Anderson and Broad have played alongside one another for 116 Tests since 2007-08, claiming 883 wickets in tandem out of a combined total of 1072. But as both men approach the latter stages of their careers, Root conceded that their opportunities to extend that joint record could be limited in the coming months.
"With Stuart and Jimmy, trying to maximise their careers is really important to make sure they are playing for as long as possible," he said. "If that has to be slightly different to how it has been over the last few years, then we might have to think outside the box and not play them in every game or not play them together all the time.
"That is not to say it won't happen again.
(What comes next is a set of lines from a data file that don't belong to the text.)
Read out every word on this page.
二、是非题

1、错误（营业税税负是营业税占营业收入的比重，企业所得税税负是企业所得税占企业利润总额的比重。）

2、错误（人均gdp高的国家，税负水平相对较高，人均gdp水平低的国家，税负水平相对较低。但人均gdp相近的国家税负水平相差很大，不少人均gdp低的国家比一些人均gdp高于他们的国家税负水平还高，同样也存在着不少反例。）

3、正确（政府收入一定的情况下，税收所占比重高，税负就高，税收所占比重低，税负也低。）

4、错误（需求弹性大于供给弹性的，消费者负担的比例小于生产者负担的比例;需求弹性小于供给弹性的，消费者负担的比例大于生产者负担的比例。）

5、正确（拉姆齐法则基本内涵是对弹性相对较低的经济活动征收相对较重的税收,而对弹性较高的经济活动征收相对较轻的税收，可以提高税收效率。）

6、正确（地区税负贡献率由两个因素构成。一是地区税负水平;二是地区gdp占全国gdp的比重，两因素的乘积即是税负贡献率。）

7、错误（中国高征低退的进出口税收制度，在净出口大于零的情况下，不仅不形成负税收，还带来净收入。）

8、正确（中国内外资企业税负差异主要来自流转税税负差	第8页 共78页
They are two world-class performers and we are very, very lucky to have them. I think to wish that away early or to push them to one side would be stupid, I really do. [But] I think we've got to deal with it well and be smart with it and we will find opportunities to play other guys, too."
Root's pre-match press conference was pushed back by 90 minutes, partly to enable the captain to have a bat given the weather restrictions, leading to speculation about England's selection issues. However, all the signs in the build-up to the match had pointed to Denly being dropped. His scores of 18 and 29 at the Ageas Bowl were the 23rd and 24th occasions in 28 Test innings that he has reached double figures, but he has converted those starts to just six fifties in 15 Tests, with a highest score of 94 and an overall average of 29.53.
"Over a period of time Joe has done a brilliant job for us," said Root. "He has helped show the identity of our side, how we want to play moving forward. He has laid the platform for guys behind to go on and make big scores.
"I think he'll be just as frustrated as anyone that he's not managed to quite convert those opportunities," Root added. "But certainly the door's not closed. He's been a big part of our squad for some time now. He gets if he gets an opportunity to come back again, then I'm sure he'll be desperate to take it."
Zak Crawley, by contrast, has improved his career-best score in each of his five Tests to date, and top-scored for England in the first Test with a second-innings 76. At 22, he is a full 12 years younger than Denly, and is set to make his first start for England at No.3, having debuted in New Zealand at No.6, featured as an opener in South Africa, and slotted into Root's No.4 berth at the Ageas Bowl.
"You watch Zak's progression since he's been involved in the team, his game has continued to get stronger," said Root.
England squad for second Test: Joe Root (capt), Jofra Archer, Dominic Bess, Stuart Broad, Rory Burns, Jos Buttler, Zak Crawley, Sam Curran, Ollie Pope, Ollie Robinson, Dom Sibley, Ben Stokes, Chris Woakes.